Great. For your next trick, convince the circus to hire you.

If you’re good enough, it will. If you’re not, it won’t.

Remember this while worrying whether the Maurice Clarett decision is the end of civilization or just the ruination of the NFL/college football development system.

A federal judge has ruled that anyone from Clarett, the former Ohio State running back, to Tom Cruise is now free to join the NFL, even if they are less than three years removed from high school.

We’re all eligible to fly helicopters, too, but that doesn’t guarantee we’ll do it well enough for somebody to pay us. It takes two to play the game. And while there may be a sucker born every minute, there aren’t too many running NFL franchises.

So relax. Don’t sweat this fantasy that NFL camps will soon be overrun with 18-year-olds with no interest in attending college but with no business being in the camp, lest they get killed.

That won’t happen because, unlike in the NBA, the difference between men and boys in football is staggering.

If there’s a high-school kid physically and emotionally prepared to play the most violent sport at its most violent level, he’s the rarest of beasts.

However, should Robo-Kid arrive one day, and should an NFL general manager decide he’s worth the investment, more power to them both.

On a common sense level, the judge ruled correctly. The NFL’s restriction on who can seek employment when always seemed to beg to be stricken.

It’s common sense, too, that kids won’t skip college if there’s no football job market.

Leaving college early, though, is another matter. That’s the box that Clarett has pried wide open, to the dismay of those vested in the NFL and its collegiate farm teams.

The default theory is that the aspiring pro will bolt college and forgo his “education’’ the minute he draws the NFL’s eye. Why risk the career-ending hit in college if you can risk it for money?

That sounds good, except that potentially great draft-eligible players have routinely returned for more seasoning to spike their draft status and signing bonus.

What really scares people is the open door, as if college basketball coaches couldn’t tell you stories. The Clarett ruling dramatically reduces a coach’s control, and who likes giving up power?

Now that three years of college ball from a player aren’t guaranteed, recruiting, redshirting and playing-time decisions are a whole new ballgame, with new pressures.

Not to mention that the influence of player agents, already a nuisance to college coaches, will go through the roof.

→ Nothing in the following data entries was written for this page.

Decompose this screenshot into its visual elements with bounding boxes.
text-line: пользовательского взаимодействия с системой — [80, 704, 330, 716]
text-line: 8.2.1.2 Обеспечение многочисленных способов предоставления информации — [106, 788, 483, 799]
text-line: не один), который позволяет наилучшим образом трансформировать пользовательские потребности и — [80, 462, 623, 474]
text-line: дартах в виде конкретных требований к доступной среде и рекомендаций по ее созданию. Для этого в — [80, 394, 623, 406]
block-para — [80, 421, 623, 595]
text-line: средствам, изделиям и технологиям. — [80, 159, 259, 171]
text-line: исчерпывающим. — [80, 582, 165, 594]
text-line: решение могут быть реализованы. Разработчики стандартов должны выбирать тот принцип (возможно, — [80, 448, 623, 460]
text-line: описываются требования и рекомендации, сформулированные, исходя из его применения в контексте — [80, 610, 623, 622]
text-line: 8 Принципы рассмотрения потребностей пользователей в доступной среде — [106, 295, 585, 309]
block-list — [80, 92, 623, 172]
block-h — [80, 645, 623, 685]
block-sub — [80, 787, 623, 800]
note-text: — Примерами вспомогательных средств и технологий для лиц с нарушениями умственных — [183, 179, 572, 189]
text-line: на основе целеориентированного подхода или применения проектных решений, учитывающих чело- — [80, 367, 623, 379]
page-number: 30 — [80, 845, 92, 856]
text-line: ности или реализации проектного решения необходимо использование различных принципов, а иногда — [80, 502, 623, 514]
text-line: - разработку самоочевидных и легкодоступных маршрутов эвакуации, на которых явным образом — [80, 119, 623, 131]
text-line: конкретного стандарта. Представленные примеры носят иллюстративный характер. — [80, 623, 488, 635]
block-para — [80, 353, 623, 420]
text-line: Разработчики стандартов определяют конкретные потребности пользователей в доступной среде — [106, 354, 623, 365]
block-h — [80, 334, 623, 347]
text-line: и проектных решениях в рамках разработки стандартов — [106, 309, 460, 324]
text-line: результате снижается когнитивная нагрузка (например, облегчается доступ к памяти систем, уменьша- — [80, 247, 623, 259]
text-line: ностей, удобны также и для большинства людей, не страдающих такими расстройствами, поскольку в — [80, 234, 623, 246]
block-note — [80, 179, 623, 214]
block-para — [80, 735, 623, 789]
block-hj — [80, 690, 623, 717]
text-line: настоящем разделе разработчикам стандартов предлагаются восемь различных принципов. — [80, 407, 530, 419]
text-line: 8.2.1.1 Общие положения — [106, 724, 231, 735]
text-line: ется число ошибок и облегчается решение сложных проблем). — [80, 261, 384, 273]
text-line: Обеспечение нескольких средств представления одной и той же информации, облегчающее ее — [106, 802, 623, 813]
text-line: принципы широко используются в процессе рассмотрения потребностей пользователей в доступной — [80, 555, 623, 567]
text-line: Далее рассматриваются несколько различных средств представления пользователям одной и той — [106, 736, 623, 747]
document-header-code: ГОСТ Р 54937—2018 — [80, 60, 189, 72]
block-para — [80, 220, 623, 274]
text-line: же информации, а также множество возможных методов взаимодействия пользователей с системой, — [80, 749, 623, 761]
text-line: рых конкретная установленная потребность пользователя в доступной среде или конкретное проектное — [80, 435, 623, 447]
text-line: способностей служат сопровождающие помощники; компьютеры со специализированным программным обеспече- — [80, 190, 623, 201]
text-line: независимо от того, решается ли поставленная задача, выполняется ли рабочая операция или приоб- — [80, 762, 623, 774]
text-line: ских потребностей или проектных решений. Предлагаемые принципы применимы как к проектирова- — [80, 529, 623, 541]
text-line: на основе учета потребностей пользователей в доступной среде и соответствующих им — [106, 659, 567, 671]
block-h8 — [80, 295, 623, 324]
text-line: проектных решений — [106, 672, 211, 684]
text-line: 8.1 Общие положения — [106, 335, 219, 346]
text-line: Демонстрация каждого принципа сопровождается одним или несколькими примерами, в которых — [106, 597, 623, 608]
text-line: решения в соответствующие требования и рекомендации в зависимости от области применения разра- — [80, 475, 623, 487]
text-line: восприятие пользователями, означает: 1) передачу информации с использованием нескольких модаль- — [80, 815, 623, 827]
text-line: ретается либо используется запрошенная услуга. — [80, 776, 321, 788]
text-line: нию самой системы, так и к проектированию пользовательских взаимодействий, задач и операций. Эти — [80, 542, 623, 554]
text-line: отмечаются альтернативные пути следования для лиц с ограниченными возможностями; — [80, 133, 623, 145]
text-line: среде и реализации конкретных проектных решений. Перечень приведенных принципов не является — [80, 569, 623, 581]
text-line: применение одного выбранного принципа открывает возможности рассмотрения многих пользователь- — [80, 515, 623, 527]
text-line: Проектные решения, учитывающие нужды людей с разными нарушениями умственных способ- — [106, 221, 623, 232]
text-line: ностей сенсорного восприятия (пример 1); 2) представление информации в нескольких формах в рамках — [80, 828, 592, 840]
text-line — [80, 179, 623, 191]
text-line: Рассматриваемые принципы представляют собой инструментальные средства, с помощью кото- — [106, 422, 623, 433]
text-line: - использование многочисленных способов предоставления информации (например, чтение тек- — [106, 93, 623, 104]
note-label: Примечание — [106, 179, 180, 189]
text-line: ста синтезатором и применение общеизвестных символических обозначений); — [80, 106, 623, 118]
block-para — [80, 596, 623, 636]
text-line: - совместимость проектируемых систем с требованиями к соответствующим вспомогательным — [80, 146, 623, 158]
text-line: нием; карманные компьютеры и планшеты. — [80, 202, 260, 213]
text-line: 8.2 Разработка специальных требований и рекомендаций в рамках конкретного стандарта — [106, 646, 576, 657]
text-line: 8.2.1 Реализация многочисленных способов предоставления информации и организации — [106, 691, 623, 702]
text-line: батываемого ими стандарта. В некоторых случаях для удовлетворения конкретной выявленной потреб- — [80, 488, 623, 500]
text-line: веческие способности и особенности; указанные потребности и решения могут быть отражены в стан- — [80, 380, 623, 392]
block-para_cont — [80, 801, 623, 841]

Certainly, land mines exist for the impressionable youngster, but freedom demands responsibility. Players will get burned by bad advice, but that happens now. Players will blow their college eligibility in failed pro bids, but that happens now, too.

If they don’t like it, if they fear for our youth, the NFL can develop a real minor-league system. And the colleges, the NFL’s lock-step partner, can quit the care and feeding of America’s future superstars.

Sure they will.

The market is free or it isn’t. It can’t be both.